Primero, sin extendernos demasiado, cabe decir que las luchas gladiatorias empezaron como un ritual religioso, aunque con el correr de los siglos no fueron sino un espectáculo para las masas enfervorizadas. Los gladiadores eran en su inmensa mayoría esclavos y vivían y entrenaban en cuarteles-escuela propiedad de los empresarios del ramo, denominados lanistas. Cada gladiador era entrenado en un estilo determinado de lucha, con armas características, de este modo había distintos tipos de luchadores: reciarios, mirmillones, galos, samnitas, tracios, hoplomacos… Parte de la “gracia” residía en enfrentar entre sí hombres con diferentes estilos y armas. Uno de los tipos de combate que más ha quedado impreso en la imaginación popular gracias al arte y al cine es el enfrentamiento entre el mirmillón (armado con espada corta, escudo cuadrado y curvo, gran casco cerrado, y protección en el brazo derecho) y el reciario, provisto de pocos o ningún elemento defensivo y armado con una red y un tridente. El interés de este combate residía en que el reciario tenía pocas posibilidades de herir al mirmillón, eficazmente protegido por su gran escudo, con su tridente a no ser que previamente lograse inmovilizarle o arrebatarle el escudo su red. La pérdida del escudo ponía al mirmillón en desventaja, ya que su tórax y su abdomen estaban desprotegidos y arrebatarle el escudo de un tirón con la red era posible, ya que los escudos romanos no contaban con una abrazadera para meter el brazo, sino sólo con un asidero central para la mano.
Insisto en que se trata de un baile macabro, con la muerte y la sangre omnipresentes. La del toro casi siempre, lenta, dolorosa, desangrado poco a poco por picas y banderillas para debilitarlo y enlentecerlo de manera que sea más vulnerable cuando el torero acometa la suerte de matar y le meta en las entrañas un metro de acero toledano. La sangre del torero puede aparecer en cualquier momento y su cuerpo quedar roto como el de una marioneta a la que se cortan los hilos.

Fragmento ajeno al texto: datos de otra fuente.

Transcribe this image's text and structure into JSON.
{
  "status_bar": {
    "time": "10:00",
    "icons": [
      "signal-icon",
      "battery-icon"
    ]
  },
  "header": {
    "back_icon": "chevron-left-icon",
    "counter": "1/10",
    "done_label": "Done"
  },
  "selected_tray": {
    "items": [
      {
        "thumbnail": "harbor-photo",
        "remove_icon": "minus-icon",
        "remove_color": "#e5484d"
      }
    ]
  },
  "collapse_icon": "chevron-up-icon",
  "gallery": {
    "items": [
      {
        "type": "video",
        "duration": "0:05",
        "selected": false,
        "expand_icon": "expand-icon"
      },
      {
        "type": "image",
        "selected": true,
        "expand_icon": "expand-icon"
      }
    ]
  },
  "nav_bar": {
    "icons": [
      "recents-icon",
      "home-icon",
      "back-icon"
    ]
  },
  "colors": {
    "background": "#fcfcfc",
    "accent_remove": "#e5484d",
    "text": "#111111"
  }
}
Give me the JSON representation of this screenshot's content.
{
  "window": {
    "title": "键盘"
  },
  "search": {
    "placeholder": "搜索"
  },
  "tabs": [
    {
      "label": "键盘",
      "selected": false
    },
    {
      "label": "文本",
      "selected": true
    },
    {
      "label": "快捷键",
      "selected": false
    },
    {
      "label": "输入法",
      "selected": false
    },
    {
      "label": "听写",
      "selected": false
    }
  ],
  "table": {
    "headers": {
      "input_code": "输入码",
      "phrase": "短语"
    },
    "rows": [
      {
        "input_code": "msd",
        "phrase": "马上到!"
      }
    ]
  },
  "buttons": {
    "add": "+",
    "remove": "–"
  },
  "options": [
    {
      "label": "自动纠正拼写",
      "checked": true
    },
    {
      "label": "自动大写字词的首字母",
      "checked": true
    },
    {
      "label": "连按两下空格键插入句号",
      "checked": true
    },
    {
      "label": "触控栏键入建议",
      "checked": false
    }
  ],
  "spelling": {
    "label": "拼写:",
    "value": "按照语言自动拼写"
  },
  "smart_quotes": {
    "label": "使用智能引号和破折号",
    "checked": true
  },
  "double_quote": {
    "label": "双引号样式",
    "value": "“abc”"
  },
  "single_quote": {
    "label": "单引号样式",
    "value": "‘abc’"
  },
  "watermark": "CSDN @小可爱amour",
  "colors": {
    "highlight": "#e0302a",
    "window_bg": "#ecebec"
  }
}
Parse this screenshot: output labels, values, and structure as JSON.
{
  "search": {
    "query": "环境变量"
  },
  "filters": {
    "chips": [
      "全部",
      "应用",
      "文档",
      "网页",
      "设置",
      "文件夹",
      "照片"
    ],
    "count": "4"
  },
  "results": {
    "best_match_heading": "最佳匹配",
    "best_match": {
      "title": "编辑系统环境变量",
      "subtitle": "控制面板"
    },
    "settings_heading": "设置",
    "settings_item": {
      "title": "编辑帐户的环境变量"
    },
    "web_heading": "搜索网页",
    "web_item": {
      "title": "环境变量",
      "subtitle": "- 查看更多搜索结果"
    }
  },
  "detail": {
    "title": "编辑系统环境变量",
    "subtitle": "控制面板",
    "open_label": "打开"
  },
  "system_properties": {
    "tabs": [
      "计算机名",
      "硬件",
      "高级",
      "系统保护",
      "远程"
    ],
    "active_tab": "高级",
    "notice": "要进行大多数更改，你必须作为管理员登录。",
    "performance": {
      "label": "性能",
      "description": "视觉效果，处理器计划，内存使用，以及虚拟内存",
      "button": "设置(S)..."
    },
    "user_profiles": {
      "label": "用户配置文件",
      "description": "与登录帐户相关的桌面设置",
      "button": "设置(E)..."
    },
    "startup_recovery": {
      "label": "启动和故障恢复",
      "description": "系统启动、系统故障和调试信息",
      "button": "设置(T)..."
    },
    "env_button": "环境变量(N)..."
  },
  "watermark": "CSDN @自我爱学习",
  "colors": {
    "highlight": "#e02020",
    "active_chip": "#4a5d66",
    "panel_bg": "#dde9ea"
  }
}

Ya he dicho en alguna ocasión que no simpatizo con los defensores de los derechos de los animales. Es lícito servirnos de los animales siempre que los tratemos con dignidad. Como carne con gran placer, si tuviésemos que alimentarnos sólo de vegetales la naturaleza nos habría provisto de un estómago doble, como a los rumiantes, pero a las reses se las puede sacrificar con rapidez y eficacia. Acuchillar hasta la muerte a un animal que debería estar pastando y fornicando alegremente en las dehesas para diversión del populacho es una salvajada, un acto de barbarie. El arte desprovisto de sangre no sería atrayente para los “entendidos” que sin duda dirán que no tengo ni puta idea de lo que estoy hablando y puede que tengan razón, pero yo sólo veo sangre, crueldad, riesgo innecesario y morbo, mucho morbo, el morbo por la sangre, tan antiguo como la humanidad.